Grief Really Is a Journey

Jamie

Grief Really Is a Journey

Jamie
sand-768783_640One of the many things I have learned in the three months since my wife Valerie passed away is that grief is a journey. Sometimes it feels like there is no end in sight. Maybe there is or maybe there isn't. You have to take it a day at a time.

There are good days. There are bad days and they there are frustrating days. What has been frustrating for me has been that I remember every detail of what happened the day Val passed away. What I don’t remember is the day before which is September 7th. Did I talk to Val that day? What did I say to her? When was the last day I saw her? What were the last words I said to her or she said to me?

To take it a step further: My last memory of my wife is a “selfie” that I took of her and me at her in her room at Community Nursing and Rehab in Naperville. I took that photo in July. It turned out to be the last photo of Val and me together.

My memories are few and far between from the time Val went into the hospital on February 13th 2015 and September 8th, 2015 (the day she died). That’s right, Val spent our last Valentine’s Day together at Rush Copley Hospital in Aurora, Ill., and I don’t remember one single detail about it.

She was also in the hospital for our last anniversary.  I do remember that I brought her the photo albums from our wedding. She loved that. I kept the albums with her. I picked them up the day we cleaned out her room after she died.

Since Val passed away, I found a VHS copy of our wedding ceremony. I realize now and it’s heartbreaking to take that Val will never see that video again.

I guess the reason why I don’t remember a whole lot is because I was too busy to appreciate what was going on around me. I visited Val a lot in all of the facilities she was in. Our visits were show. An hour or two. I was too busy being Jamie Newell, broadcasting student, I never really sat down and talked to my wife. We never discussed what she was thinking about. Did she know she was going to die? I think Val knew she was going to die young. She always told me that she feared that she would never live to be as old as her mom. She was right. Val’s mom Sharon died when she was 49. Val was 47.
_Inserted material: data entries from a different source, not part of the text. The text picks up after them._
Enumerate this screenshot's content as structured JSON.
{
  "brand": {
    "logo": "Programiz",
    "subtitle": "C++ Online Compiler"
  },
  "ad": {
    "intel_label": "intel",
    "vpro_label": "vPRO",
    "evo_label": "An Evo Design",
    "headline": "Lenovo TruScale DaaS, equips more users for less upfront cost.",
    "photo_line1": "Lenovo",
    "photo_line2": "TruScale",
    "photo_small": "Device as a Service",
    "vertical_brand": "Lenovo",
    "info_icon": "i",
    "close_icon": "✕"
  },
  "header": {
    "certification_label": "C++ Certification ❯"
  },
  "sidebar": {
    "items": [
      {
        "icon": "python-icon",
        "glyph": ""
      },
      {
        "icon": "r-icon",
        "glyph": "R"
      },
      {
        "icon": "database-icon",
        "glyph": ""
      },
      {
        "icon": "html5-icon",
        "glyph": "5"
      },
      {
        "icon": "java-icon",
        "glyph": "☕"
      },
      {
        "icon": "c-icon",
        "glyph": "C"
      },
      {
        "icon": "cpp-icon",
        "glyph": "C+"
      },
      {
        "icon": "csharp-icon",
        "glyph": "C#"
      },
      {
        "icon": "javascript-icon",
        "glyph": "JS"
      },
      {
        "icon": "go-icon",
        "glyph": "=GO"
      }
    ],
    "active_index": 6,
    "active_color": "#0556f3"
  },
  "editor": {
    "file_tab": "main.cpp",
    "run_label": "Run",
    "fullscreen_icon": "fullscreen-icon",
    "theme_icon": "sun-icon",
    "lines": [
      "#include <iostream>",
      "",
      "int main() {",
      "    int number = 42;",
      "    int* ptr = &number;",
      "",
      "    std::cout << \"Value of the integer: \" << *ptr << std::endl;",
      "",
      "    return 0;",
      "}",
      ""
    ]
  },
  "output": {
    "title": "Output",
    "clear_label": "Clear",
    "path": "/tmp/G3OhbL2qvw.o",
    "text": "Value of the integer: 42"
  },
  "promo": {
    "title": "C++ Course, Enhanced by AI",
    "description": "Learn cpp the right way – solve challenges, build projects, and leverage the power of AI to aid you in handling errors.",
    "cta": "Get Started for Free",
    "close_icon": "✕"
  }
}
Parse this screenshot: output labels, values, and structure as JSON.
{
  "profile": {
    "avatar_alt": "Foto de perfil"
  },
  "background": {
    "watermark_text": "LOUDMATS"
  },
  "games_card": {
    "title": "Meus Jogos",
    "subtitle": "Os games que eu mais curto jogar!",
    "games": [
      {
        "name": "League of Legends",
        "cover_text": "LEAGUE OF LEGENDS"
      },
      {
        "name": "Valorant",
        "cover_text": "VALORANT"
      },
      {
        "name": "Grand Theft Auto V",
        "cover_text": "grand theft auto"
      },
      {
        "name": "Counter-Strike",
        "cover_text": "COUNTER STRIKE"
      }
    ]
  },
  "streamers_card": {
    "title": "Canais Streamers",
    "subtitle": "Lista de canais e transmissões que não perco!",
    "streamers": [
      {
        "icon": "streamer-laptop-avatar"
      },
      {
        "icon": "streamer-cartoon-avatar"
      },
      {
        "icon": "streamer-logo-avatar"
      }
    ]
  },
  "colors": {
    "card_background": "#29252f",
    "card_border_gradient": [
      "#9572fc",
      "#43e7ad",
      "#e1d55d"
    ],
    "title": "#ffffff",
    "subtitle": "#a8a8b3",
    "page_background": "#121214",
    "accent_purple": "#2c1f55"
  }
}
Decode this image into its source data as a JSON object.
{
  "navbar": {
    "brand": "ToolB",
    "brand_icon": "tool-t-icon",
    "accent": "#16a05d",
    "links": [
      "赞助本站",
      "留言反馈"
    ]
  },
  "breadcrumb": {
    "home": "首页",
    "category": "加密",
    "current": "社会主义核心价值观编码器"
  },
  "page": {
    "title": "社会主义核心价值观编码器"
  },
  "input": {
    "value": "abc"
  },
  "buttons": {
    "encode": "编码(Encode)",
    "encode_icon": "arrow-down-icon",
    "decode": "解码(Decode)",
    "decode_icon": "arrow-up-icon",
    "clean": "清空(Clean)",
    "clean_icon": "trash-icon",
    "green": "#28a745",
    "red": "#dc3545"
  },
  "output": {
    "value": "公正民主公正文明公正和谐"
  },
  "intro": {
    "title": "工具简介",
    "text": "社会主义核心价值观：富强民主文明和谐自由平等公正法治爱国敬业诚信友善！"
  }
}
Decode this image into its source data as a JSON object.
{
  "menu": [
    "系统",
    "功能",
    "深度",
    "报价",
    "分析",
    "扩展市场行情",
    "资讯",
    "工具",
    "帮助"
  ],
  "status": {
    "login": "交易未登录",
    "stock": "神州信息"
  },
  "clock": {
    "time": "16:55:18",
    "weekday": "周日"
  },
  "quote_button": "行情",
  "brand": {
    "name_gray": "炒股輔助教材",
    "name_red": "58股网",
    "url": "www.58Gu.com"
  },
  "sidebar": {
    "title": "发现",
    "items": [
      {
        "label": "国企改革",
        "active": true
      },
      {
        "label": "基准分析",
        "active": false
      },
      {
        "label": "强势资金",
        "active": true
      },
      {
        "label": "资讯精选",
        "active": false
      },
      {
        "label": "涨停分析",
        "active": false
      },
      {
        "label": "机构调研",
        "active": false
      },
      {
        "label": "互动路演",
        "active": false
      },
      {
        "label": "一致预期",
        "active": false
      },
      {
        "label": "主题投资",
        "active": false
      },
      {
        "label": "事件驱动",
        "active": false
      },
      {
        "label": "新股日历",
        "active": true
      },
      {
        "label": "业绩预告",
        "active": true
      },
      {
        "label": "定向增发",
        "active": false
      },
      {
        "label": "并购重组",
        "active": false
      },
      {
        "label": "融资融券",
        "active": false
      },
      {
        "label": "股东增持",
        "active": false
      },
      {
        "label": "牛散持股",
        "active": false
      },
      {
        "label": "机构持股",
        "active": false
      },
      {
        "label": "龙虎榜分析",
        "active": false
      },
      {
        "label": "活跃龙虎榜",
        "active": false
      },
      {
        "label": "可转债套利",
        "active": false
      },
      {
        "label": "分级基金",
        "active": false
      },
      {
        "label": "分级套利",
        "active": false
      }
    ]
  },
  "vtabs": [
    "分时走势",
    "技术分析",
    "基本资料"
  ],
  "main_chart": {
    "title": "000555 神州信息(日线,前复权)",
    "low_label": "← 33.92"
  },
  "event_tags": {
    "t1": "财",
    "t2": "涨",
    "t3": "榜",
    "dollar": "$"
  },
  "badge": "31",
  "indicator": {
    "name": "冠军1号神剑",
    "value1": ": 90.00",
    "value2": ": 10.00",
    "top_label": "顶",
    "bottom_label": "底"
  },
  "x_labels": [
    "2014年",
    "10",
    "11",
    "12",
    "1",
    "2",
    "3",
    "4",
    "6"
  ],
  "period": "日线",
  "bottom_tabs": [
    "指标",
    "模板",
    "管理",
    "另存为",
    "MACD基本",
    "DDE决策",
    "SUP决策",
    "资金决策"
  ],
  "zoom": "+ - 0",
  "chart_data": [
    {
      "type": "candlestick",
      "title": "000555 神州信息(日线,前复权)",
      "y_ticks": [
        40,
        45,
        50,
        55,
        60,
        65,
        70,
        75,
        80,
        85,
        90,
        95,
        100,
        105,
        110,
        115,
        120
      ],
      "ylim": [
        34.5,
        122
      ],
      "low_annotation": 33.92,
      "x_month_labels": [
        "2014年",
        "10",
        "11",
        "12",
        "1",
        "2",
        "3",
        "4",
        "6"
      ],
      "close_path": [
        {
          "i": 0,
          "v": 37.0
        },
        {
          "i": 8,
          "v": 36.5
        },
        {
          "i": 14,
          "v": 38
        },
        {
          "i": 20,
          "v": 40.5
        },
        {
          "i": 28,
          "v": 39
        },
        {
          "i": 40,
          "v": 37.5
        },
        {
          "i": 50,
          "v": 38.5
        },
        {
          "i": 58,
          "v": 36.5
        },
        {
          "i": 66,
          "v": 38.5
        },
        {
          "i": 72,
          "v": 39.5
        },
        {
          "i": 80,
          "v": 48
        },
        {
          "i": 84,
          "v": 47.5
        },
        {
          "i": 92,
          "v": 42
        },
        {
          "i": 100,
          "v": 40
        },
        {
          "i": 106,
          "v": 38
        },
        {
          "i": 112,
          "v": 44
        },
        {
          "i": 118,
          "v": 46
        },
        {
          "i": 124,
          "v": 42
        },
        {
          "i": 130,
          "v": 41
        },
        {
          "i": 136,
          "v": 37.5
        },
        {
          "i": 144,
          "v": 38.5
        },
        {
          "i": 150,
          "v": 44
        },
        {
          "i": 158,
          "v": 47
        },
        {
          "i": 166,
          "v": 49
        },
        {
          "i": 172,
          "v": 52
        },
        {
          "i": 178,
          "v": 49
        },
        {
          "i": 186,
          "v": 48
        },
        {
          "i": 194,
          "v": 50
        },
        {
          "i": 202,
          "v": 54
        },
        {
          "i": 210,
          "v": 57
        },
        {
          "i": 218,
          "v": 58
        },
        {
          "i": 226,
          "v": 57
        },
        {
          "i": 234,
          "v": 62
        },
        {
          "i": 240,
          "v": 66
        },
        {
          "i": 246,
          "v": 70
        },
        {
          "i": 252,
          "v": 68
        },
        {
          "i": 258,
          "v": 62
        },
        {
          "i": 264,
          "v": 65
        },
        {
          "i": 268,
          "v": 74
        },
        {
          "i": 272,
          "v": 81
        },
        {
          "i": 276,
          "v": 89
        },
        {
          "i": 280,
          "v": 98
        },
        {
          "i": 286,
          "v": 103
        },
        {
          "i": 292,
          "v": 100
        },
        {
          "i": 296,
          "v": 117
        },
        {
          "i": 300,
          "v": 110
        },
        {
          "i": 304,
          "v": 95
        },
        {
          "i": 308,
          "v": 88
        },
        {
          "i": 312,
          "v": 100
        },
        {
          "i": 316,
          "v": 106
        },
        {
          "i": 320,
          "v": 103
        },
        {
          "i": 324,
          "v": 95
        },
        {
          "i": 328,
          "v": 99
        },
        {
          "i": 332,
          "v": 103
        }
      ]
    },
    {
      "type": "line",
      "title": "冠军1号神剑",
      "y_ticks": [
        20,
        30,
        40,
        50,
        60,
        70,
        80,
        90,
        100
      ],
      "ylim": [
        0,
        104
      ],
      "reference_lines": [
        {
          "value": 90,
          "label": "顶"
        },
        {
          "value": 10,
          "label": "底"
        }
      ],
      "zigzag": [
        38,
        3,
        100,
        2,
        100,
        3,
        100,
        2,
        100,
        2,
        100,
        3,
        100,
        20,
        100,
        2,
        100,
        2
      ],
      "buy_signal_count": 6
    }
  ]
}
I think that is why this has been a complete shock to me. One day you are a patient in a nursing home. The next day, you are transferred to a hospital and you pass away.

Another thing about grief is and I will put it in sports terms. There is no playbook on how to handle your grief. It is different from person to person. There is no right or wrong way to grieve. Each person must do it in their own way. There is also no normal way to feel. How a person feels is how they feel. What a grieving person thinks is normal is their normal.

What have I been doing for the last three months? I am still a broadcasting student. I am done with classes on December 23rd. What I have done is I have started to attend a Grief Share group. That has been good for me.

Another thing that I have learned at the Grief Share group is. I’m paraphrasing: My grief is not my identity. My identity is in Jesus Christ, the King of Kings and the Son of God and I am hurting right now.